Second keynote speaker: Irene M. Pepperberg
Brandeis University, Dept. of Psychology, Waltham, MA 02454, USA
Title of second keynote paper: Behavioural Differences in Grey Parrots: Studies on Cognition and Communication

Contributed talks

Symposium description: Individuals of the same species and sex have behavioural and physiological differences, even in standard conditions. In humans, many of these differences are treated as expressions of individual variation in personality. Yet in other animals, such explanations have often been neglected, the differences interpreted instead as either the consequence of inaccurate measurements or as non adaptive variation around an adaptive mean.
Recent studies in birds suggest that animal personality can be studied objectively. Such work has used four approaches in parallel: (1) descriptive ‘longitudinal’ studies, including the investigation of links among several behaviours and their specificity across situations, (2) genetic and physiological research on causal mechanisms underlying relations among several behaviours of the same profile, (3) ontogenetic studies on plasticity and environmental malleability, and (4) field studies on survival and reproduction towards understanding how different types of personality are maintained.

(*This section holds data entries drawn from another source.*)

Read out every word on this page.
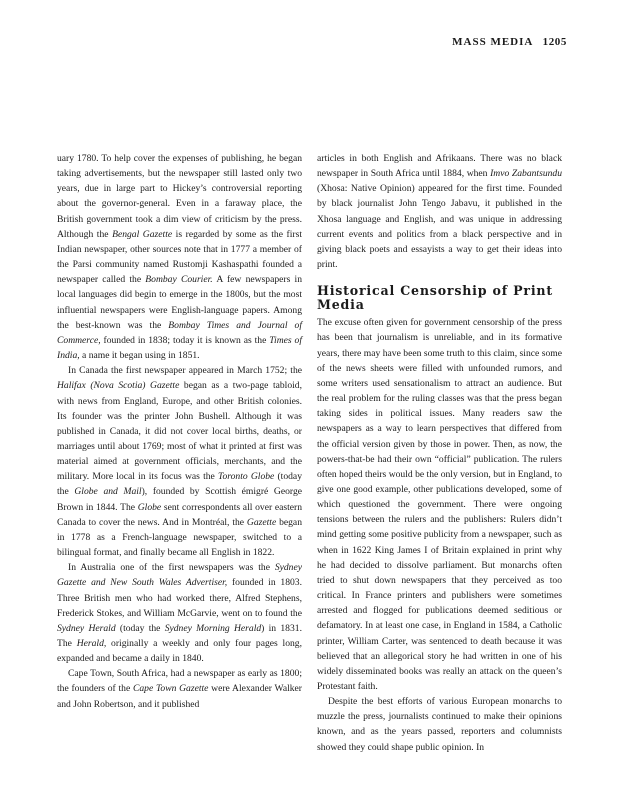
MASS MEDIA 1205

uary 1780. To help cover the expenses of publishing, he began taking advertisements, but the newspaper still lasted only two years, due in large part to Hickey’s controversial reporting about the governor-general. Even in a faraway place, the British government took a dim view of criticism by the press. Although the Bengal Gazette is regarded by some as the first Indian newspaper, other sources note that in 1777 a member of the Parsi community named Rustomji Kashaspathi founded a newspaper called the Bombay Courier. A few newspapers in local languages did begin to emerge in the 1800s, but the most influential newspapers were English-language papers. Among the best-known was the Bombay Times and Journal of Commerce, founded in 1838; today it is known as the Times of India, a name it began using in 1851.

In Canada the first newspaper appeared in March 1752; the Halifax (Nova Scotia) Gazette began as a two-page tabloid, with news from England, Europe, and other British colonies. Its founder was the printer John Bushell. Although it was published in Canada, it did not cover local births, deaths, or marriages until about 1769; most of what it printed at first was material aimed at government officials, merchants, and the military. More local in its focus was the Toronto Globe (today the Globe and Mail), founded by Scottish émigré George Brown in 1844. The Globe sent correspondents all over eastern Canada to cover the news. And in Montréal, the Gazette began in 1778 as a French-language newspaper, switched to a bilingual format, and finally became all English in 1822.

In Australia one of the first newspapers was the Sydney Gazette and New South Wales Advertiser, founded in 1803. Three British men who had worked there, Alfred Stephens, Frederick Stokes, and William McGarvie, went on to found the Sydney Herald (today the Sydney Morning Herald) in 1831. The Herald, originally a weekly and only four pages long, expanded and became a daily in 1840.

Cape Town, South Africa, had a newspaper as early as 1800; the founders of the Cape Town Gazette were Alexander Walker and John Robertson, and it published

articles in both English and Afrikaans. There was no black newspaper in South Africa until 1884, when Imvo Zabantsundu (Xhosa: Native Opinion) appeared for the first time. Founded by black journalist John Tengo Jabavu, it published in the Xhosa language and English, and was unique in addressing current events and politics from a black perspective and in giving black poets and essayists a way to get their ideas into print.

Historical Censorship of Print Media

The excuse often given for government censorship of the press has been that journalism is unreliable, and in its formative years, there may have been some truth to this claim, since some of the news sheets were filled with unfounded rumors, and some writers used sensationalism to attract an audience. But the real problem for the ruling classes was that the press began taking sides in political issues. Many readers saw the newspapers as a way to learn perspectives that differed from the official version given by those in power. Then, as now, the powers-that-be had their own “official” publication. The rulers often hoped theirs would be the only version, but in England, to give one good example, other publications developed, some of which questioned the government. There were ongoing tensions between the rulers and the publishers: Rulers didn’t mind getting some positive publicity from a newspaper, such as when in 1622 King James I of Britain explained in print why he had decided to dissolve parliament. But monarchs often tried to shut down newspapers that they perceived as too critical. In France printers and publishers were sometimes arrested and flogged for publications deemed seditious or defamatory. In at least one case, in England in 1584, a Catholic printer, William Carter, was sentenced to death because it was believed that an allegorical story he had written in one of his widely disseminated books was really an attack on the queen’s Protestant faith.

Despite the best efforts of various European monarchs to muzzle the press, journalists continued to make their opinions known, and as the years passed, reporters and columnists showed they could shape public opinion. In
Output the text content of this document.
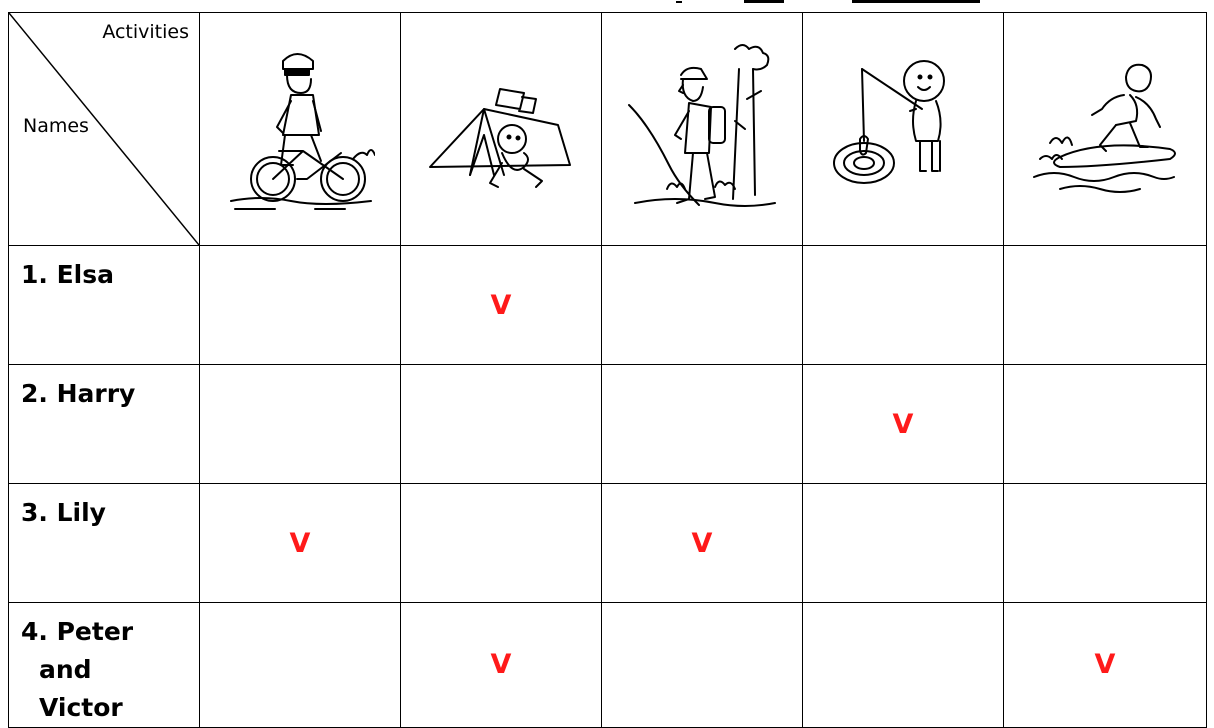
Activities
Names

1. Elsa		V			

2. Harry				V	

3. Lily	V		V		

4. Peter
and
Victor		V			V
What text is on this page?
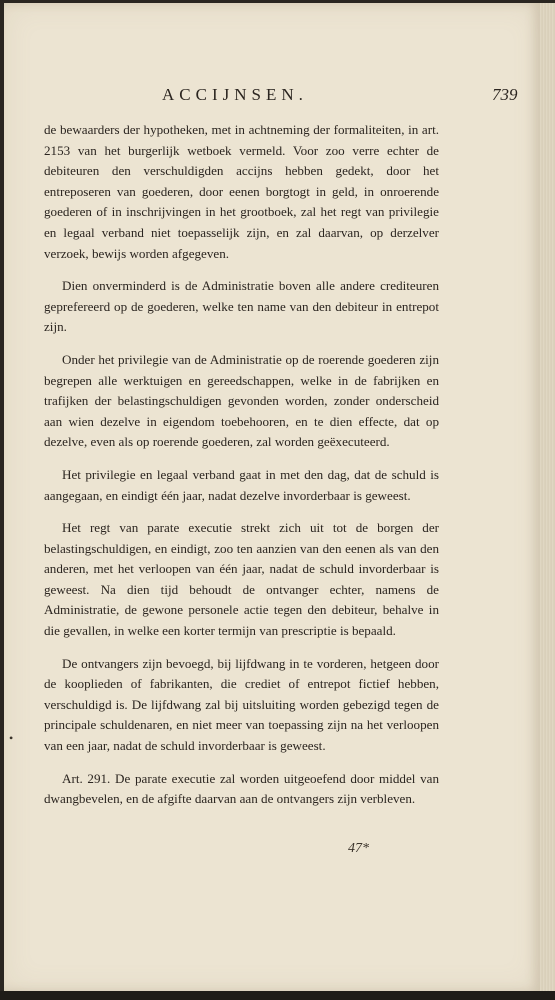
ACCIJNSEN.	739

de bewaarders der hypotheken, met in achtneming der formaliteiten, in art. 2153 van het burgerlijk wetboek vermeld. Voor zoo verre echter de debiteuren den verschuldigden accijns hebben gedekt, door het entreposeren van goederen, door eenen borgtogt in geld, in onroerende goederen of in inschrijvingen in het grootboek, zal het regt van privilegie en legaal verband niet toepasselijk zijn, en zal daarvan, op derzelver verzoek, bewijs worden afgegeven.

Dien onverminderd is de Administratie boven alle andere crediteuren geprefereerd op de goederen, welke ten name van den debiteur in entrepot zijn.

Onder het privilegie van de Administratie op de roerende goederen zijn begrepen alle werktuigen en gereedschappen, welke in de fabrijken en trafijken der belastingschuldigen gevonden worden, zonder onderscheid aan wien dezelve in eigendom toebehooren, en te dien effecte, dat op dezelve, even als op roerende goederen, zal worden geëxecuteerd.

Het privilegie en legaal verband gaat in met den dag, dat de schuld is aangegaan, en eindigt één jaar, nadat dezelve invorderbaar is geweest.

Het regt van parate executie strekt zich uit tot de borgen der belastingschuldigen, en eindigt, zoo ten aanzien van den eenen als van den anderen, met het verloopen van één jaar, nadat de schuld invorderbaar is geweest. Na dien tijd behoudt de ontvanger echter, namens de Administratie, de gewone personele actie tegen den debiteur, behalve in die gevallen, in welke een korter termijn van prescriptie is bepaald.

De ontvangers zijn bevoegd, bij lijfdwang in te vorderen, hetgeen door de kooplieden of fabrikanten, die crediet of entrepot fictief hebben, verschuldigd is. De lijfdwang zal bij uitsluiting worden gebezigd tegen de principale schuldenaren, en niet meer van toepassing zijn na het verloopen van een jaar, nadat de schuld invorderbaar is geweest.

Art. 291. De parate executie zal worden uitgeoefend door middel van dwangbevelen, en de afgifte daarvan aan de ontvangers zijn verbleven.

47*
•
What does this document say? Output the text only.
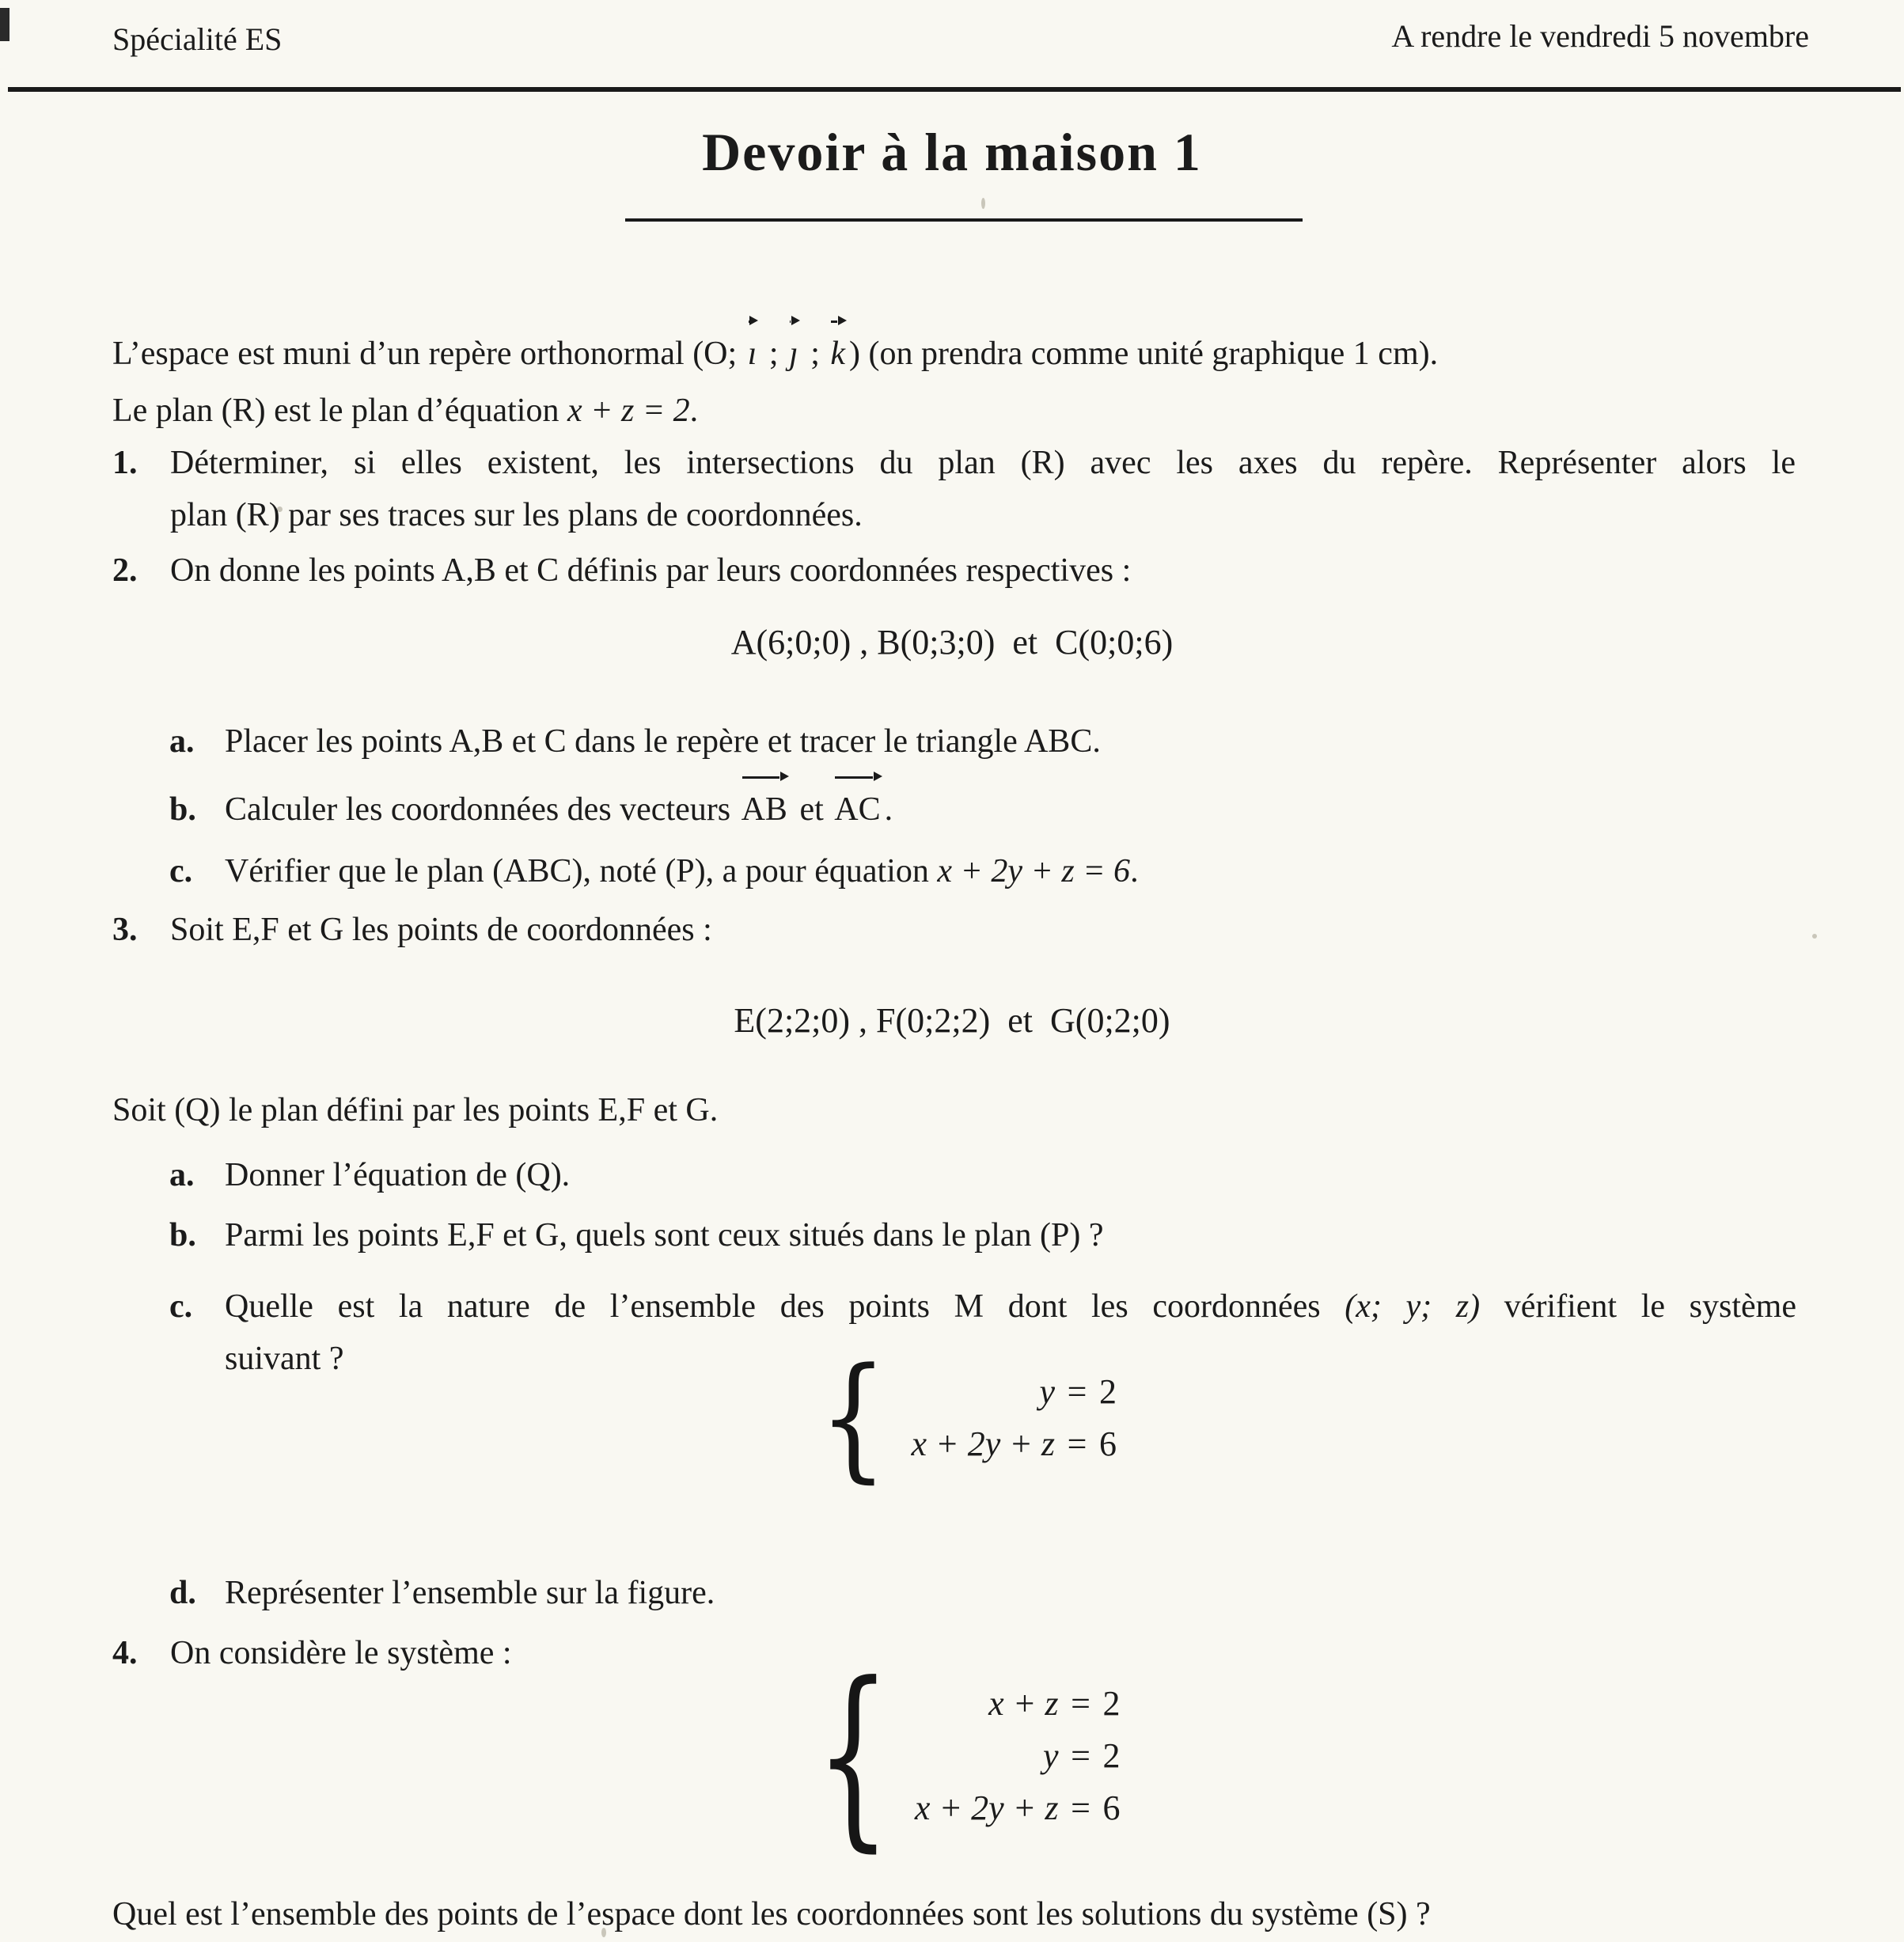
Spécialité ES	A rendre le vendredi 5 novembre
Devoir à la maison 1
L’espace est muni d’un repère orthonormal (O; ı ; ȷ ; k ) (on prendra comme unité graphique 1 cm).
Le plan (R) est le plan d’équation x + z = 2.
1. Déterminer, si elles existent, les intersections du plan (R) avec les axes du repère. Représenter alors le
plan (R) par ses traces sur les plans de coordonnées.
2. On donne les points A,B et C définis par leurs coordonnées respectives :
A(6;0;0) , B(0;3;0)  et  C(0;0;6)
a. Placer les points A,B et C dans le repère et tracer le triangle ABC.
b. Calculer les coordonnées des vecteurs AB et AC .
c. Vérifier que le plan (ABC), noté (P), a pour équation x + 2y + z = 6.
3. Soit E,F et G les points de coordonnées :
E(2;2;0) , F(0;2;2)  et  G(0;2;0)
Soit (Q) le plan défini par les points E,F et G.
a. Donner l’équation de (Q).
b. Parmi les points E,F et G, quels sont ceux situés dans le plan (P) ?
c. Quelle est la nature de l’ensemble des points M dont les coordonnées (x; y; z) vérifient le système
suivant ?	{	y = 2
x + 2y + z = 6
d. Représenter l’ensemble sur la figure.
4. On considère le système :	{	x + z = 2
y = 2
x + 2y + z = 6
Quel est l’ensemble des points de l’espace dont les coordonnées sont les solutions du système (S) ?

This symposium addresses this research and its implications. So far, results indicate that different personality types may react differently to identical experimental treatments and may show differential vulnerability to stress, leading to differences in welfare. Ultimately, such differences can have major impacts on individual fitness, response to environmental change, geographic distribution, and even rates of speciation.